Doing business profitably, while minimizing societal harm -- and potentially doing good -- has become an essential strategy for large corporations and institutions. Call it corporate citizenship, conscious capitalism, shared value or triple bottom line (Profit, People, Planet). Now socially responsible business practices are no longer restricted to the Corporate Social Responsibility (CSR) department. Conscious capitalism has not only changed the way we consume and invest but also the way our businesses produce -- and the way they outsource.
In the world of business process outsourcing (BPO), where companies' internal processes are outsourced to third parties, frequently offshore, socially focused practices are called "Impact Sourcing." According to Accenture, Impact Sourcing is "outsourcing that benefits disadvantaged individuals in low employment areas." Firms in this industry structure their employment practices to create impact in part because buyers are demanding it. Large corporations like Intel and Microsoft have in recent years hired responsible sourcing staff whose job it is to align purchasing decisions with company values. Others are slowly but surely following suit.
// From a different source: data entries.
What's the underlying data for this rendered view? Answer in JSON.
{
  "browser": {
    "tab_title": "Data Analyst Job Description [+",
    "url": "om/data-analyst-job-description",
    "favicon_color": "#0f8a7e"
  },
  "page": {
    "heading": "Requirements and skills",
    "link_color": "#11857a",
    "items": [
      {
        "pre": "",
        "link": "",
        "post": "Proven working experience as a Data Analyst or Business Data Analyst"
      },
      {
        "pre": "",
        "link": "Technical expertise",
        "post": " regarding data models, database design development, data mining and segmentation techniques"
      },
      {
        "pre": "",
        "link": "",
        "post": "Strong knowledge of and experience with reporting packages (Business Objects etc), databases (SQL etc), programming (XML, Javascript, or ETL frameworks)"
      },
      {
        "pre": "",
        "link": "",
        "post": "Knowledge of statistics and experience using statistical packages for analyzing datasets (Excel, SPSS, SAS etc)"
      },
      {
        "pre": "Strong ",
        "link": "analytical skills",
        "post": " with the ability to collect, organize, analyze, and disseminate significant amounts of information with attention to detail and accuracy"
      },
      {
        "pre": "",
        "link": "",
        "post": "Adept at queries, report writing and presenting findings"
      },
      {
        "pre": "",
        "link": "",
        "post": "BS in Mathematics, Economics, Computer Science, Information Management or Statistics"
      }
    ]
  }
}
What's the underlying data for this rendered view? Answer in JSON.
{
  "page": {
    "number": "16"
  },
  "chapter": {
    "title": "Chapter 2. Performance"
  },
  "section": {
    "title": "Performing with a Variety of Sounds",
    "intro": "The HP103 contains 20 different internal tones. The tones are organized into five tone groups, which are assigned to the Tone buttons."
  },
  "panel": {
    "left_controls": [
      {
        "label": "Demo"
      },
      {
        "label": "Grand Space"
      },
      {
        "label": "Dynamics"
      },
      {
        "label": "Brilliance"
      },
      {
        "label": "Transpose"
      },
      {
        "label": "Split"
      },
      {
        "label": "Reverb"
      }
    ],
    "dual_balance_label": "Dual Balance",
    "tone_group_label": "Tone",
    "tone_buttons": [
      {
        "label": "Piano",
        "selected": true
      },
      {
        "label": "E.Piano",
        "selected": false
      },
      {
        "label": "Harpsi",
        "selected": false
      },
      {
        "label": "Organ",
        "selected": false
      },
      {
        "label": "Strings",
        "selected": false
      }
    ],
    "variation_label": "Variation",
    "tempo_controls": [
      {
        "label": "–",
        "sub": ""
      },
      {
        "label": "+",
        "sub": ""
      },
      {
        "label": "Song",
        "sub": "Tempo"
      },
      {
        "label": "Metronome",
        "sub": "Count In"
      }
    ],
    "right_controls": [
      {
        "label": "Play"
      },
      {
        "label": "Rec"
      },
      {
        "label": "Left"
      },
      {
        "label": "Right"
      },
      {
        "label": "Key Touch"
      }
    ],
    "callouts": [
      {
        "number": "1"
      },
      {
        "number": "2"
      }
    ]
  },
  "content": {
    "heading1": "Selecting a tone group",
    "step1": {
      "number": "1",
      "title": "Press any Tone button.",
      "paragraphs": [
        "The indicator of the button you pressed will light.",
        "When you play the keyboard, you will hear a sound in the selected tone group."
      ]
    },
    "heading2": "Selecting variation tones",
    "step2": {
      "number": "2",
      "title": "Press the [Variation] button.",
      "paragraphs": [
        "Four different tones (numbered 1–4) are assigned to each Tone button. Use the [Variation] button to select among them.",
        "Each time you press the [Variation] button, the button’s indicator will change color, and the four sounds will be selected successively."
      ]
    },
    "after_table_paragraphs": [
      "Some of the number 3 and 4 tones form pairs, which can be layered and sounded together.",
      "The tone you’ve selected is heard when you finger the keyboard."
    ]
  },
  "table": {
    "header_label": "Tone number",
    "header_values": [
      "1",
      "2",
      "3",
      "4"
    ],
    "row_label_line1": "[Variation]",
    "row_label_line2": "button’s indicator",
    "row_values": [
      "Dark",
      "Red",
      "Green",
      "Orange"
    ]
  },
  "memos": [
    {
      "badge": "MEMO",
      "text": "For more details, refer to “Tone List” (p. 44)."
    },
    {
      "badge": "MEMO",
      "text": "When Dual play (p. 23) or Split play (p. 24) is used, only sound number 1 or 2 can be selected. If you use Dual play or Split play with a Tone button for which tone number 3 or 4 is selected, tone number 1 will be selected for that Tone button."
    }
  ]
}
In fact, every company and institution that outsources work should consider how their outsourcing spend can have impact.
Digital Divide Data (DDD), the social enterprise I co-founded, is one of about 40 firms that helps to outsource with impact. My organization's roots go back to 2001. While traveling in Cambodia, a country still recovering from the devastation of the Khmer Rouge regime, I saw that young people had opportunities for training, but no jobs once they graduated. With DDD, we emulated India's BPO model, first in Cambodia, then in Laos. We opened another office in Kenya in 2011 and most recently launched in the U.S. Over this time, we've employed over 2000 youth, more than 800 of whom have graduated from our work-study program with college degrees and earn much higher incomes, lifting their families out of poverty.
From its humble beginnings only some years ago, Impact Sourcing has come a long way. Impact Sourcing Service Providers (ISSPs) range in size from 20 to 2000+ staff and in delivery models from crowd-sourced work to traditional BPOs with owned facilities, dedicated employees and professional project management. In addition, traditional large BPO firms such as Teleperformance and Infosys are testing this model. As a result, an estimated 10 percent of the total BPO global employed workforce works in Impact Sourcing -- and the number is growing.
There are many reasons why Impact Sourcing is becoming mainstream. Part of this development is driven by the growing demand for competitively priced outsourced service. As buyers search for new labor markets beyond traditional sourcing destinations such as India and the Philippines, there has been tremendous growth of outsourcing to non-traditional markets in Africa, Asia and Latin America. Most important, Impact Sourcing has demonstrated evidence of positive business and social impact.
High-quality, competitively priced services
By accessing a qualified, trained, untapped talent pool with skill sets aligned to match client needs, Impact Sourcing performs on par with traditional BPO companies. In addition, impact workers are stable and highly motivated. Research by the Everest Group has shown that attrition among ISSPs are 15-40 percent lower compared to traditional BPOs. Impact workers stay because they feel loyal towards the employer that helped train, provide employment, and in the case of DDD, educate them. When employees stay for at least four to five years, the level of employee engagement is much higher and these committed teams get to know clients' needs over time. The outcome is better quality work, especially over the long term.
Impact makes a difference in recruiting and retaining talent
One of the main drivers behind the social consciousness trend is the largest population group in world history: the values-driven, tech-savvy generation of millennials. With 50 percent of the global workforce projected to be millennials by 2020, companies are racing to expand CSR initiatives to meet their value demands. For firms that buy outsourced services, contracting with a provider who delivers quality at a competitive price plus impact turns a necessary business spend into a unique opportunity to do good, an attractive characteristic in a competitive employer market. A study by TBWA/Worldwide and TakePart showed that three in four young adults who consider themselves social activists seek out employers who support a social cause.
The world takes note
Recognitions by the Global Sourcing Council, International Association of Outsourcing Professionals (IAOP), the Rockefeller Foundation, plus research by Accenture, Avasant, Everest Group, Monitor and others have contributed to legitimizing Impact Sourcing in the public eye. I was elated when DDD was included in the IAOP's prestigious Global Outsourcing 100 list. The fact that DDD is the first exclusive Impact Sourcing provider to be included not only validated that the team's efforts have not gone unnoticed, but also means that the industry is taking note of Impact Sourcing.
Nowadays, almost every major company and institution outsources business processes offshore. Imagine the social impact if each of these companies directed just 5 percent of that spend toward socially targeted outsourcing? If your company outsources back office work and other business process, there's no reason not to consider Impact Sourcing. The resources on the Rockefeller Foundation's website are a great place to start.